6. L'arrêt énonce ensuite que par application de la convention collective de la manutention portuaire du port de [Localité 2], signée le 4 juillet 2003, les ouvriers dockers bénéficiaient d'une garantie mensuelle de rémunération égale soit à 2 672,13 euros nets sur 12 mois, hors prime de polyvalence, pour les dockers ex- occasionnels, soit à 1/12 des rémunérations brutes perçues durant l'année 2002, hors prime de fin d'année, pour les dockers mensualisés ex-professionnels.

7. Il retient ensuite que la situation particulière des dockers devenus professionnels en 2003 n'est pas envisagée par la convention collective, l'année de référence pour le calcul des rémunérations des dockers professionnels étant l'année 2002, mais que, d'une part, il ressort des conclusions du salarié que la commission paritaire de la convention collective des ouvriers dockers s'est réunie le 25 novembre 2003 pour tenir compte de cette situation particulière et a fixé le salaire minimum garanti à 3 850 euros bruts pour ces dockers devenus professionnels au 1er janvier 2003, et que, d'autre part, si le salarié a perçu d'août à octobre 2003 une rémunération égale au minimum garanti des dockers occasionnels, il a bien été traité comme un docker professionnel en percevant à compter du mois de novembre une garantie mensuelle de 3 850 euros bruts et en bénéficiant d'une régularisation à concurrence de ce montant mensuel pour la période d'août à octobre 2003.

8. Retenant enfin qu'il ressort des pièces du dossier du salarié que le douzième de la rémunération brute annuelle perçue en 2002 par l'intéressé s'élève à 2 447,61 euros, soit un montant moins important que le salaire minimum brut fixé par la commission paritaire, versé par l'employeur à compter du mois d'août 2003, l'arrêt en déduit qu'aucun élément de fait laissant supposer l'existence d'une discrimination directe ou indirecte n'est produit par le salarié.

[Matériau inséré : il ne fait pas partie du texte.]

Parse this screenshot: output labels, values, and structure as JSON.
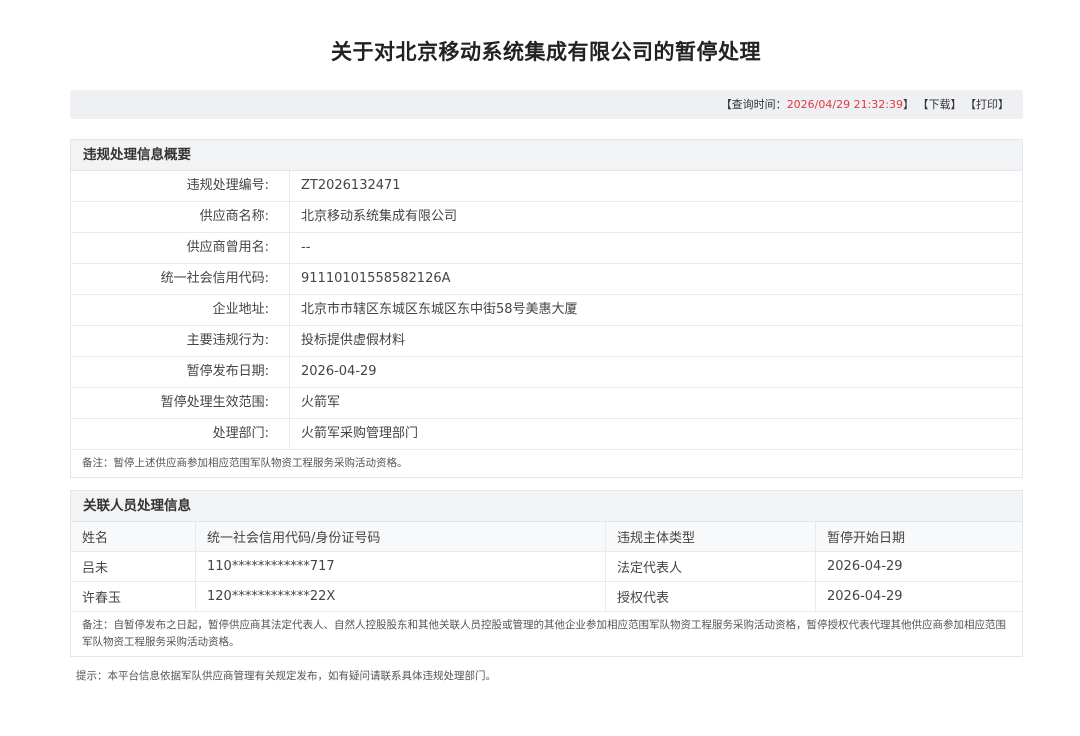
{
  "page": {
    "title": "关于对北京移动系统集成有限公司的暂停处理"
  },
  "query_bar": {
    "time_prefix": "【查询时间：",
    "time_value": "2026/04/29 21:32:39",
    "time_suffix": "】",
    "download_label": "【下载】",
    "print_label": "【打印】"
  },
  "summary": {
    "heading": "违规处理信息概要",
    "rows": [
      {
        "label": "违规处理编号:",
        "value": "ZT2026132471"
      },
      {
        "label": "供应商名称:",
        "value": "北京移动系统集成有限公司"
      },
      {
        "label": "供应商曾用名:",
        "value": "--"
      },
      {
        "label": "统一社会信用代码:",
        "value": "91110101558582126A"
      },
      {
        "label": "企业地址:",
        "value": "北京市市辖区东城区东城区东中街58号美惠大厦"
      },
      {
        "label": "主要违规行为:",
        "value": "投标提供虚假材料"
      },
      {
        "label": "暂停发布日期:",
        "value": "2026-04-29"
      },
      {
        "label": "暂停处理生效范围:",
        "value": "火箭军"
      },
      {
        "label": "处理部门:",
        "value": "火箭军采购管理部门"
      }
    ],
    "note": "备注：暂停上述供应商参加相应范围军队物资工程服务采购活动资格。"
  },
  "persons": {
    "heading": "关联人员处理信息",
    "columns": [
      "姓名",
      "统一社会信用代码/身份证号码",
      "违规主体类型",
      "暂停开始日期"
    ],
    "rows": [
      {
        "name": "吕未",
        "id": "110************717",
        "type": "法定代表人",
        "date": "2026-04-29"
      },
      {
        "name": "许春玉",
        "id": "120************22X",
        "type": "授权代表",
        "date": "2026-04-29"
      }
    ],
    "note": "备注：自暂停发布之日起，暂停供应商其法定代表人、自然人控股股东和其他关联人员控股或管理的其他企业参加相应范围军队物资工程服务采购活动资格，暂停授权代表代理其他供应商参加相应范围军队物资工程服务采购活动资格。"
  },
  "footer": {
    "hint": "提示：本平台信息依据军队供应商管理有关规定发布，如有疑问请联系具体违规处理部门。"
  },
  "colors": {
    "accent_time": "#e2383d",
    "bar_bg": "#eef0f3",
    "panel_head_bg": "#f2f3f5"
  }
}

9. En se déterminant ainsi sans rechercher, comme il lui était demandé, si la disparité des modes de calcul du salaire minimum garanti conventionnel ainsi appliqués aux dockers mensualisés ex-professionnels selon leur date d'accès à ce statut n'était pas de nature à laisser supposer l'existence d'une discrimination au sein de cette catégorie de salariés, la cour d'appel n'a pas donné de base légale à sa décision.

Portée et conséquences de la cassation

10. La cassation prononcée sur le premier moyen entraîne, en application de l'article 624 du code de procédure civile et par voie de conséquence, celle des dispositions de l'arrêt déboutant le salarié de ses demandes salariales et indemnitaires au titre de l'inégalité de traitement, qui s'y rattachent par un lien de dépendance nécessaire.

PAR CES MOTIFS, et sans qu'il y ait lieu de statuer sur les autres griefs, la Cour :

CASSE ET ANNULE, en toutes ses dispositions, l'arrêt rendu le 13 décembre 2019, entre les parties, par la cour d'appel de Fort-de-France ;

Remet l'affaire et les parties dans l'état où elles se trouvaient avant cet arrêt et les renvoie devant la cour d'appel de Fort-de-France autrement composée ;

Condamne l'association Gemo aux dépens ;

En application de l'article 700 du code de procédure civile, rejette la demande formée par l'association Gemo et la condamne à payer à M. [V] la somme de 3 000 euros ;

Dit que sur les diligences du procureur général près la Cour de cassation, le présent arrêt sera transmis pour être transcrit en marge ou à la suite de l'arrêt cassé ;

Ainsi fait et jugé par la Cour de cassation, chambre sociale, et prononcé par le président en son audience publique du six juillet deux mille vingt-deux.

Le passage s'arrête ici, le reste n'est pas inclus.